Over the years, I’ve just wanted to farm more and more, you know, in harmony with nature. And initially that was organic and I don’t think organic has all the answers. And I don’t think it’s the only solution, I do think, I still think even with all the hype around regenerative agriculture, I think it’s the best show in town because it has a legal definition and it’s not subject to marketing bullshit, which I’m afraid there is a lot of that around. People have been trying to grow cereals, you know, seeded into cover crops and all the sort of things that, you know, regenerative. You know, there are plenty of people who have been quietly trying to do that and figure out how to do it for 20 years, they haven’t had a word for it, they haven’t built a brand around it, but they’re quietly getting on and doing it. And you know what, they’re a damn sight better at it than most people who call themselves regenerative. So you can probably tell that all the hype around it, I do find quite irritating. I mean, there is an argument, from what they’re doing, which I do support is that, you know, you have to give the farmer a market for the product, you know, in order to, you know, cause you probably are, you’re going to have to pay them a premium for growing it in that way. So you’ve got to develop the market and perhaps that is an argument for some, let’s say greying of the truth. I think putting, putting sort of marketing ahead of the reality of farming is, it’s going to upset quite a lot of people, me included I’m afraid.

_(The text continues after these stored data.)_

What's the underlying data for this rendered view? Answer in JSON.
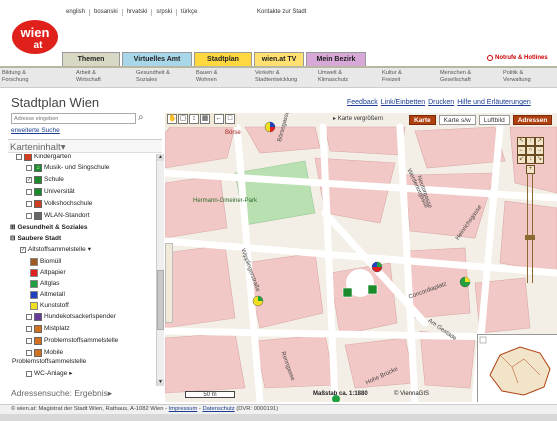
{
  "top_languages": [
    "english",
    "bosanski",
    "hrvatski",
    "srpski",
    "türkçe"
  ],
  "top_kontakte": "Kontakte zur Stadt",
  "logo": {
    "line1": "wien",
    "line2": "at"
  },
  "tabs": [
    {
      "label": "Themen",
      "color": "#d8d8c4"
    },
    {
      "label": "Virtuelles Amt",
      "color": "#a7d7e8"
    },
    {
      "label": "Stadtplan",
      "color": "#ffd840"
    },
    {
      "label": "wien.at TV",
      "color": "#ffe070"
    },
    {
      "label": "Mein Bezirk",
      "color": "#d7a8d8"
    }
  ],
  "notruf": "Notrufe & Hotlines",
  "categories": [
    {
      "l1": "Bildung &",
      "l2": "Forschung"
    },
    {
      "l1": "Arbeit &",
      "l2": "Wirtschaft"
    },
    {
      "l1": "Gesundheit &",
      "l2": "Soziales"
    },
    {
      "l1": "Bauen &",
      "l2": "Wohnen"
    },
    {
      "l1": "Verkehr &",
      "l2": "Stadtentwicklung"
    },
    {
      "l1": "Umwelt &",
      "l2": "Klimaschutz"
    },
    {
      "l1": "Kultur &",
      "l2": "Freizeit"
    },
    {
      "l1": "Menschen &",
      "l2": "Gesellschaft"
    },
    {
      "l1": "Politik &",
      "l2": "Verwaltung"
    }
  ],
  "page_title": "Stadtplan Wien",
  "top_links": [
    "Feedback",
    "Link/Einbetten",
    "Drucken",
    "Hilfe und Erläuterungen"
  ],
  "search": {
    "placeholder": "Adresse eingeben",
    "advanced": "erweiterte Suche"
  },
  "panel_title": "Karteninhalt",
  "content_rows": [
    {
      "label": "Kindergarten",
      "checked": false,
      "icon_color": "#d04020",
      "indent": 2
    },
    {
      "label": "Musik- und Singschule",
      "checked": false,
      "icon_color": "#1a8a2a",
      "indent": 2
    },
    {
      "label": "Schule",
      "checked": true,
      "icon_color": "#1a8a2a",
      "indent": 2
    },
    {
      "label": "Universität",
      "checked": false,
      "icon_color": "#1a8a2a",
      "indent": 2
    },
    {
      "label": "Volkshochschule",
      "checked": false,
      "icon_color": "#d04020",
      "indent": 2
    },
    {
      "label": "WLAN-Standort",
      "checked": false,
      "icon_color": "#666666",
      "indent": 2
    }
  ],
  "group_gesundheit": "Gesundheit & Soziales",
  "group_saubere": "Saubere Stadt",
  "altstoff": "Altstoffsammelstelle",
  "swatches": [
    {
      "label": "Biomüll",
      "color": "#a05a20"
    },
    {
      "label": "Altpapier",
      "color": "#e02020"
    },
    {
      "label": "Altglas",
      "color": "#20a040"
    },
    {
      "label": "Altmetall",
      "color": "#2040c0"
    },
    {
      "label": "Kunststoff",
      "color": "#f0e020"
    }
  ],
  "more_rows": [
    {
      "label": "Hundekotsackerlspender",
      "icon_color": "#6a3a9a"
    },
    {
      "label": "Mistplatz",
      "icon_color": "#d07020"
    },
    {
      "label": "Problemstoffsammelstelle",
      "icon_color": "#d07020"
    },
    {
      "label": "Mobile",
      "icon_color": "#d07020"
    }
  ],
  "mobile_line2": "Problemstoffsammelstelle",
  "wc_row": "WC-Anlage",
  "adressen_result": "Adressensuche: Ergebnis",
  "map": {
    "karte_vergroessern": "Karte vergrößern",
    "buttons": [
      "Karte",
      "Karte s/w",
      "Luftbild",
      "Adressen"
    ],
    "scale_label": "50 m",
    "massstab": "Maßstab ca. 1:1880",
    "copyright": "© ViennaGIS",
    "street_labels": [
      {
        "text": "Börse"
      },
      {
        "text": "Hermann-Gmeiner-Park"
      },
      {
        "text": "Börsegasse"
      },
      {
        "text": "Wipplingerstraße"
      },
      {
        "text": "Werdertorgasse"
      },
      {
        "text": "Concordiaplatz"
      },
      {
        "text": "Renngasse"
      },
      {
        "text": "Am Gestade"
      },
      {
        "text": "Hohe Brücke"
      },
      {
        "text": "Heinrichsgasse"
      },
      {
        "text": "Neutorgasse"
      }
    ],
    "accent": "#b04010"
  },
  "footer": {
    "prefix": "© wien.at: Magistrat der Stadt Wien, Rathaus, A-1082 Wien - ",
    "impressum": "Impressum",
    "sep": " - ",
    "datenschutz": "Datenschutz",
    "dvr": " (DVR: 0000191)"
  }
}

I think there always have been a significant number of people who wanted to be part of the solution rather than part of the problem. They haven’ been as vocal as they are now. And probably because it wasn’t seen as a way of making money, it was seen as something that people just wanted to get on and do, you know, and mostly they did it in a quiet and sometimes very effective way. So I sort of feel that the desire has always been there in a significant number of people, but clearly it’s surfaced a lot more, you know, probably as a result of the biodiversity and climate change crisis.
Because all these issues are so complicated, it really leaves us wide open to (those are our Guinea Fowl in the background) it leaves us wide open to it being corrupted, you know, by people making a few sort of little claims and then assuming that everyone will assume you’re doing the right thing, you know, outside of that. I don’t think it helps to be sceptical, but I do really, I think we should be a little bit wary of some of the people that are trying to build brands around whether it’s carbon trading or regenerative agriculture, you know, there are some of them which are I’m afraid, complete charlatans.
Are you optimistic about the future? It doesn’t sound like it.
No, I’m not. I’m sorry. I’m really not. I’m sorry to all your younger listeners, but it’s you know, we are, we’re probably fucked aren’t we but, you know, I wake up every day and it’s not long before I’ll think that. And I find it very upsetting. You know, I love our country, I love nature. And, you know, just to be destroying it in such a bloody ignorant. You know, we’re so clever, but you know, lacking the wisdom to use our sort of cleverness. You know, I don’t have very much hope. However, you know, I would rather go down, you know, feeling I’ve done my bit, and made whatever effort I can, you know, personally, and, you know, with the businesses that I can have influence over.
There’s lots of reasons for optimism. Most people want to be part of the solution rather than part of the problem. And I think given good leadership would be prepared to tolerate, you know, there will be some sacrifices, pretty bloody marginal.